Self also made a motion to make it unlawful to display an invalid gill net placard and to add to “within 300 feet of the mouth of East Fowl River” to the prohibited areas for gill netting. Self also asked for a provision that a recreational gill net may not be set more than 300 feet from shore and that the Marine Resources Division will provide a tag for recreational gill nets and the tag must be attached when the net is in use or in transit. A provision that all entangling nets have floats at not greater than prescribed intervals was also requested. All of Self’s motions passed.
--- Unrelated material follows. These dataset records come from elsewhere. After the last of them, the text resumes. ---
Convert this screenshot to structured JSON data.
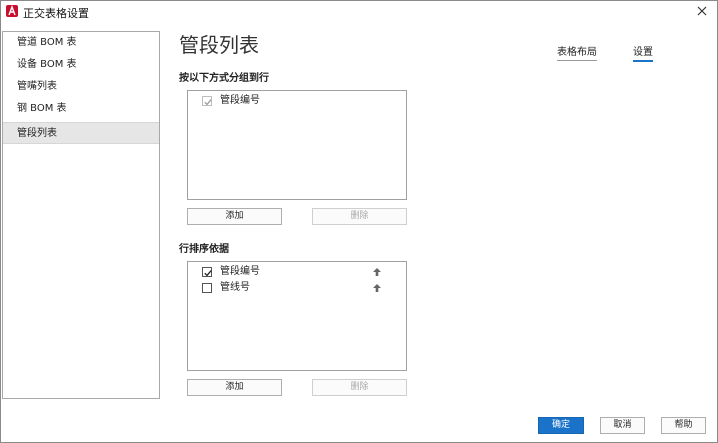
{
  "window": {
    "title": "正交表格设置"
  },
  "sidebar": {
    "items": [
      {
        "label": "管道 BOM 表"
      },
      {
        "label": "设备 BOM 表"
      },
      {
        "label": "管嘴列表"
      },
      {
        "label": "钢 BOM 表"
      },
      {
        "label": "管段列表",
        "selected": true
      }
    ]
  },
  "main": {
    "title": "管段列表",
    "tabs": [
      {
        "label": "表格布局"
      },
      {
        "label": "设置",
        "active": true
      }
    ],
    "group_rows": {
      "label": "按以下方式分组到行",
      "items": [
        {
          "label": "管段编号",
          "checked": true,
          "disabled": true
        }
      ],
      "add_label": "添加",
      "delete_label": "删除"
    },
    "sort_rows": {
      "label": "行排序依据",
      "items": [
        {
          "label": "管段编号",
          "checked": true,
          "icon": "arrow-up-icon"
        },
        {
          "label": "管线号",
          "checked": false,
          "icon": "arrow-up-icon"
        }
      ],
      "add_label": "添加",
      "delete_label": "删除"
    }
  },
  "footer": {
    "ok_label": "确定",
    "cancel_label": "取消",
    "help_label": "帮助"
  },
  "colors": {
    "accent": "#1a73c9",
    "brand_icon": "#c8102e",
    "selected_row": "#e6e6e6"
  }
}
In light of testimony at the February board meeting about the practice of “gassing” rattlesnakes in gopher tortoise burrows, Raymond Jones Jr., at the request of absent board member Dr. Warren Strickland, made a motion to amend current regulations dealing with regulation 220-2-11 (Prohibited Devices or Methods of Hunting). The board passed the motion to make the introduction of gasoline or any other noxious chemical or gaseous substance into wildlife burrows, dens or retreats illegal.

Board member Louis Coles reported that Don Childree, longtime participant and former chairman of Opp Rattlesnake Festival, fully endorses the new regulation.

In other action, board member Dr. Wayne May again expressed concern that dove hunting season opens too early and should be moved to the first weekend in October. The board decided to delay approval of the 2009-2010 hunting seasons and bag limits until the biological ramifications of dove season dates could be discussed before the May 16 meeting, which will be held at a site to be determined.